Hewitt couldn't take down Carlsen quite so easily in the second. Carlsen held serve twice, getting the score to 2-1, then went up 40-15 in the fourth game before losing two break points and the game.
After breaking Carlsen, Hewitt went up 4-2, ending the game at love with an ace straight down the middle of the court. Two games later, Carlsen sent a service return wide to give the second-seeded Hewitt the victory.
"I felt like he really raised his level of his game," said Hewitt, who will meet Alejandro Falla in the second round. "I sort of jumped him at the start of the first set. He came back and was serving a lot better.

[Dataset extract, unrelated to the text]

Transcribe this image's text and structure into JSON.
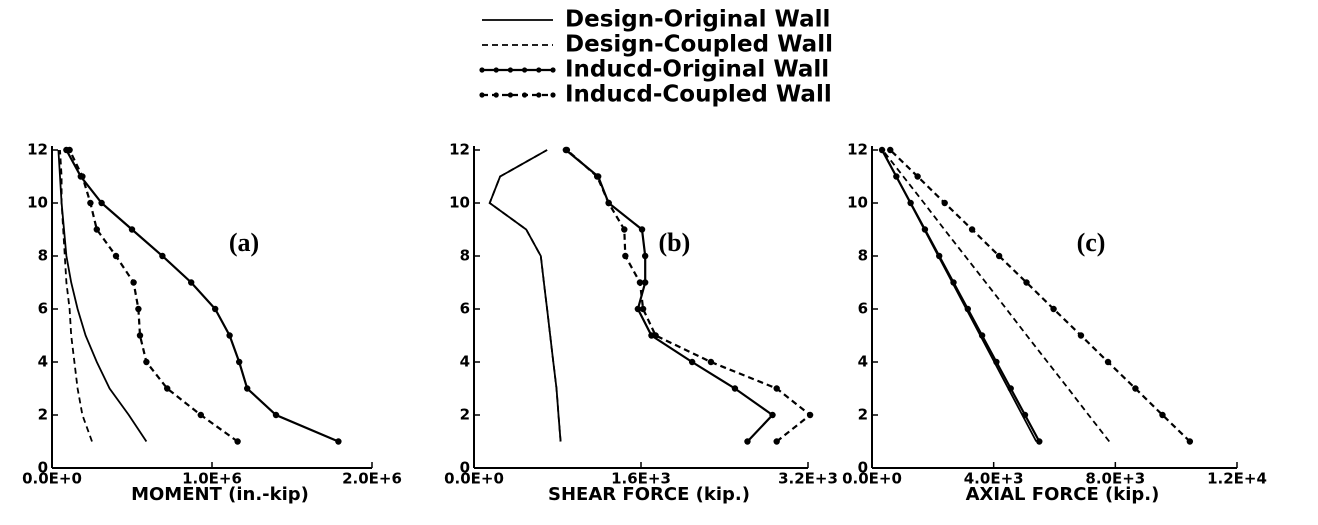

"He's the kind of guy that can get into a lot of tiebreaks and make life difficult for you out there."
In last night's final two matches, No. 4 Robby Ginepri defeated 2000 Legg Mason winner Alex Corretja, 7-6 (7-4), 4-6, 6-3, and No. 8 Dmitry Tursunov outlasted Olivier Patience, 5-7, 6-4, 6-4.
Prior to Hewitt's cruise through his first opponent, Todd Martin and Raemon Sluiter waged an exceedingly lengthy battle on Center Court in their first-round matchup.
With an ace straight down the middle of the court, Dutchman Sluiter bested Martin, clearly the crowd favorite, as afternoon gave way to night.
Martin and Sluiter played three sets, each to a tiebreaker, with No. 73 Sluiter taking out No. 91 Martin, 6-7 (7-5), 7-6 (7-3), 7-6 (7-5), before a sparse crowd at the William H.G. FitzGerald Tennis Center.
"I'm happy there were tiebreaks in each, otherwise we would have been still on the court," Sluiter said. "Getting into the U.S. Open in two weeks, it's always nice to play some tough matches, especially when you win them, it gives you confidence for this tournament now and the next couple coming up."
At 5-5 in the third-set tiebreaker, Martin tried a forehand volley that hit the net, turning the match and allowing Sluiter to serve with victory on the line.
"You've been playing tennis for two and a half hours, and in the end, a volley like that, just one point makes a difference," Sluiter said.
Martin said he stumbled almost imperceptibly on the play, losing sight of the ball just long enough to miss the crucial shot.
Throughout the contest, service breaks were almost impossible to come by. Each player got one, and they came back-to-back in the first set, which Martin won.
Martin had to deal with a recent lack of time on the court, since he injured his knee at Wimbledon in June. He had been playing only for a week and a half prior to the Legg Mason.
"I felt plenty rusty, but I also felt like I feel okay," Martin said. "Better than I probably could have expected in general, about as I could have expected in the more critical points of the match."
Martin's serve, which kept him in the first set, deteriorated slightly as the match went on. He had 10 aces in the first set, but only seven while losing the next two sets.
Recovering from seven set points in the first set, Martin forced the initial tiebreaker, going on to finally take the set after more than an hour. The back-and-forth set could have been Sluiter's when, leading 5-4, he went up 40-0. But three shots -- hit into the net, wide and long -- sent the players to deuce and the game was taken by Martin.
Martin had looked tired midway through the first set, as Sluiter broke him to go up 4-2. But Martin regained his stroke to take the next two games, greatly aided by the strength of his serve.
During the second set, the players stayed on serve for the first 12 games, heading to their second tiebreaker at 6-6. Martin appeared to weaken in the tiebreaker, allowing Sluiter to take it at 7-3, including Martin's double fault to give his opponent the set point.